AccueilActualitéSecuritéWashington fixe à mi-juillet 2026 le retrait des troupes rwandaises de RDC

Washington fixe à mi-juillet 2026 le retrait des troupes rwandaises de RDC

Le secrétaire d’État américain Marco Rubio a fixé une échéance claire pour le retrait des troupes rwandaises de la République démocratique du Congo : la mi-juillet 2026. Devant la Commission des Affaires étrangères de la Chambre des représentants, lors d’une audition budgétaire, il a déclaré : « Les choses avancent, pas assez vite, certes, mais nous espérons que le retrait des troupes rwandaises de la région sera effectif d’ici le milieu du mois prochain. » Cette annonce transforme une négociation discrète en un ultimatum diplomatique et financier.

Un accord de paix mal respecté

L’accord de paix entre la RDC et le Rwanda, signé en juin 2025 sous l’égide de l’administration Trump, prévoyait un retrait progressif des forces rwandaises, conditionné à la neutralisation des FDLR. Mais selon Marco Rubio, cet accord n’est « pas bien respecté ». Les troupes rwandaises restent présentes sur le terrain, malgré les engagements pris. Face à ces violations, Washington a déjà imposé des sanctions pour forcer le respect des obligations. Ce constat d’échec partiel place Kigali dans une position délicate, car le non-respect du calendrier initial fragilise la crédibilité de l’accord.
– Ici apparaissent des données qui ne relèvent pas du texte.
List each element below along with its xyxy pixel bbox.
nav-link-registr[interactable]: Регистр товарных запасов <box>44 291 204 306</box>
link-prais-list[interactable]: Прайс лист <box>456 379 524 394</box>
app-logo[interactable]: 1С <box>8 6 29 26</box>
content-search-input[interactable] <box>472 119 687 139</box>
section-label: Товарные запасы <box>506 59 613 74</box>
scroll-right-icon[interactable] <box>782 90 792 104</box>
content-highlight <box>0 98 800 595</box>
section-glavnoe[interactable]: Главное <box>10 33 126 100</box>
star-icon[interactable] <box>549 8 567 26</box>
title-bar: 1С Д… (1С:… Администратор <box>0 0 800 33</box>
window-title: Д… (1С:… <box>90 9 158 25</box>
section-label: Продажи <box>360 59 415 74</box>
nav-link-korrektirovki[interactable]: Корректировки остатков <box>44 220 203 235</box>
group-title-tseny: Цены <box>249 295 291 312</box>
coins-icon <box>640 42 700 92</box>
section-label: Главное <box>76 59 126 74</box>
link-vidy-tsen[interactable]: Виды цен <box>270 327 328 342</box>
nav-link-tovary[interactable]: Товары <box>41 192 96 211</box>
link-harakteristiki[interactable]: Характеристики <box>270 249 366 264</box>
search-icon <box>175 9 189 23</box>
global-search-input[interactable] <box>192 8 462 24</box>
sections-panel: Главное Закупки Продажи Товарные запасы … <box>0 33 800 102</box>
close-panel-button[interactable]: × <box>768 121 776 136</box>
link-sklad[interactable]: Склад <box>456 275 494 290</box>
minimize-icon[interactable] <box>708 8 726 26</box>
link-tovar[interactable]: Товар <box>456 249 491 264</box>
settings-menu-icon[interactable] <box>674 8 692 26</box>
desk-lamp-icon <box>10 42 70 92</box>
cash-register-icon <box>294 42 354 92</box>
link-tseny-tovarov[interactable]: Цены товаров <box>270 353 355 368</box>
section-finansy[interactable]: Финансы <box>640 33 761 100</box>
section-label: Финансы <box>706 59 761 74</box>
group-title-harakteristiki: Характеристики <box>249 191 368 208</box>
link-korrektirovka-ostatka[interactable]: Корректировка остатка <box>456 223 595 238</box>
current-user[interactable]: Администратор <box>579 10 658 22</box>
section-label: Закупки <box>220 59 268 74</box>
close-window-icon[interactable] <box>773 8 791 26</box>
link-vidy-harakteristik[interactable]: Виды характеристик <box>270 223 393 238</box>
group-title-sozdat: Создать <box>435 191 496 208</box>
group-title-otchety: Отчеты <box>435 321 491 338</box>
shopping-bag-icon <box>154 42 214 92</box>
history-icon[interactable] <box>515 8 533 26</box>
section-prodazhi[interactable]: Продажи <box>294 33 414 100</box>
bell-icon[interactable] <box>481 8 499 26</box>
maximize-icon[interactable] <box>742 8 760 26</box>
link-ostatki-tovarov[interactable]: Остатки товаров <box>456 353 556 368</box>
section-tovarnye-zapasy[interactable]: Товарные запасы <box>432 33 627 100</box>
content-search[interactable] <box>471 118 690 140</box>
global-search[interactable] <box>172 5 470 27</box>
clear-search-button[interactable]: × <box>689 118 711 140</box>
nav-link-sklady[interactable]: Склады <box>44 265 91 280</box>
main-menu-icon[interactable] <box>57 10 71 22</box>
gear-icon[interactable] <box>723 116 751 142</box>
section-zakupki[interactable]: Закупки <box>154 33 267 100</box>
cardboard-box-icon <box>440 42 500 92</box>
Le M23 isolé sous la pression américaine

Le chef de la diplomatie américaine a qualifié le M23 de « problème à régler », isolant davantage le mouvement rebelle et son parrain présumé. Pour le M23, qui a perdu du terrain ces derniers mois, l’annonce constitue un revers stratégique. Son principal allié se retrouve sous les projecteurs américains, avec une date butoir publique. Toute nouvelle obstruction risque d’entraîner des sanctions supplémentaires, économiques et militaires, contre l’armée rwandaise. La déclaration de Rubio renforce la pression sur le groupe armé, déjà affaibli militairement, et réduit sa marge de manœuvre.

Un calendrier contraignant pour Kigali

Ce calendrier public change la donne pour Kigali. La fixation d’une échéance à la mi-juillet transforme une négociation discrète en un ultimatum diplomatique et financier. Les États-Unis, garants de l’accord, refusent de laisser la paix devenir une simple promesse. Le compte à rebours est lancé : dans six semaines, le monde saura si Kigali tient parole ou si les sanctions vont encore monter d’un cran. L’administration américaine, par la voix de son secrétaire d’État, signifie ainsi que le temps des atermoiements est révolu et que des mesures coercitives sont envisagées en cas de non-respect.

Une victoire symbolique pour Kinshasa

Pour Kinshasa, cette annonce représente une victoire symbolique. Les États-Unis, en tant que garants de l’accord, montrent leur détermination à ne pas laisser la paix rester lettre morte. Le message de Washington est limpide : après des mois de violations, la pression s’accentue. La balle est désormais dans le camp rwandais, sous le regard attentif de la communauté internationale. Cette échéance publique offre à la RDC un levier diplomatique supplémentaire pour exiger le respect des engagements pris en juin 2025.